Dès le début et sans aucun doute : la profusion de la
faune ! C’est clairement ce que je voulais trouver, c’était là mon principal
attrait vis-à-vis de cette île et je dois avouer que je n’ai pas été déçue :
vivre ainsi dans une telle proximité d’une des plus grosses colonies d’otaries
à fourrures du monde, c’est tout simplement incroyable ! Pouvoir aussi
contempler les orques et les albatros au loin, voir les petites otaries naître,
grandir, pousser leurs premiers cris, apprendre à se déplacer à terre puis un
jour se jeter à l’eau … je suis toujours sous le charme !
La base est plutôt spacieuse
et accueillante, bien équipée et confortable. Est-ce que cependant quelque
chose te manque ici, à part bien entendu ta famille et tes proches ?
A part mes proches, mes chats me manquent (rires) !
Plus sérieusement et après réflexion, pas grand-chose en définitive … Peut-être
une connexion internet un peu plus rapide afin de pouvoir faire davantage de
recherches documentaires pour mon travail, bien que mes parents m’aient
beaucoup aidée en me transmettant régulièrement des éléments par mail. A mon
retour, j’aurai certainement hâte de me faire une petite expo photo ou un musée.
Ton séjour à
Amsterdam touche bientôt à sa fin puisque tu quitteras cet endroit chaleureux
fin avril. Une question un peu plus
personnelle pour finir cette interview, penses-tu avoir été changée par cette
expérience incroyable ? As-tu appris sur toi-même ?

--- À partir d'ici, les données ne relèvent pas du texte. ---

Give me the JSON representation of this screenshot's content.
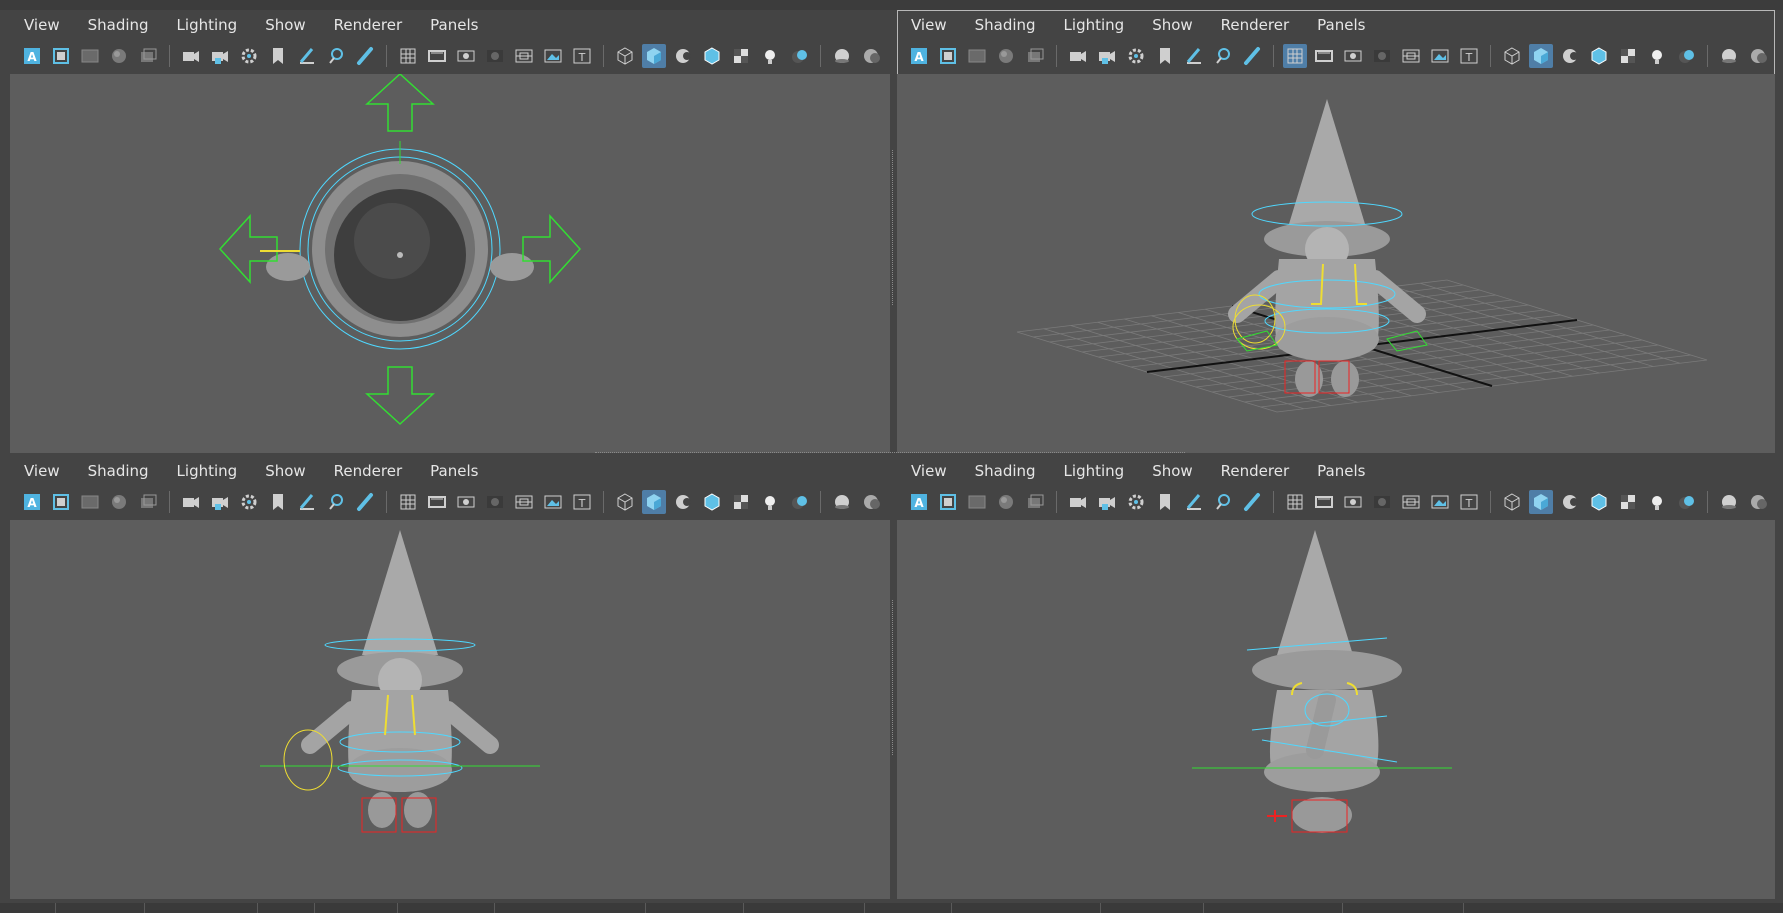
{
  "menus": [
    "View",
    "Shading",
    "Lighting",
    "Show",
    "Renderer",
    "Panels"
  ],
  "toolbar_icons": [
    "select-camera-icon",
    "camera-attributes-icon",
    "bookmarks-icon",
    "image-plane-icon",
    "2d-pan-zoom-icon",
    "sep",
    "camera-icon",
    "camera-lock-icon",
    "camera-settings-icon",
    "bookmark-icon",
    "grease-pencil-icon",
    "pan-zoom-icon",
    "paint-icon",
    "sep",
    "grid-icon",
    "film-gate-icon",
    "resolution-gate-icon",
    "gate-mask-icon",
    "field-chart-icon",
    "safe-action-icon",
    "safe-title-icon",
    "sep",
    "wireframe-icon",
    "smooth-shade-icon",
    "wireframe-on-shaded-icon",
    "textured-icon",
    "use-all-lights-icon",
    "shadows-icon",
    "ambient-occlusion-icon",
    "sep",
    "xray-icon",
    "xray-joints-icon"
  ],
  "panels": {
    "top": {
      "name": "top",
      "active": false
    },
    "persp": {
      "name": "persp",
      "active": true
    },
    "front": {
      "name": "front",
      "active": false
    },
    "side": {
      "name": "side",
      "active": false
    }
  },
  "colors": {
    "viewport_bg": "#5d5d5d",
    "model": "#a9a9a9",
    "control_cyan": "#4fd8ff",
    "control_green": "#33dd33",
    "control_yellow": "#eedd33",
    "control_red": "#ee2222",
    "accent": "#4f7ea7"
  }
}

(Elle hésite et sourit) Oui certainement ... A travers cette expérience fatigante mais
tellement enrichissante, j’ai vraiment pu expérimenter ici la vie en
microcosme, un sujet sur lequel je travaille finalement depuis longtemps sans
l’avoir nécessairement vécu par moi-même jusqu’à présent. Je me suis confrontée
à un environnement nouveau, j’ai côtoyé des corps de métier différents,
donc des façons de penser qui m’étaient
étrangères … Tout cela m’a obligé à me remettre en question, à engager une réflexion
profonde sur moi-même et sur ma façon de voir les choses, de m’exprimer, de
revenir aussi sur mes aprioris, bref, un
gros travail d’introspection que je n’avais pas du tout prévu ni anticipé en
arrivant ici … mais qui, j’en suis certaine, me sera très bénéfique avec plus
de recul, donc oui, indéniablement, ne serait-ce ce que pour ces aspects là, je
vais rentrer en métropole changée par cette belle aventure !
Merci beaucoup !
Mais avec grand plaisir !
Pour en savoir plus
sur Estelle NOLLET : www.estellenollet.com
Journaliste : Nicolas A.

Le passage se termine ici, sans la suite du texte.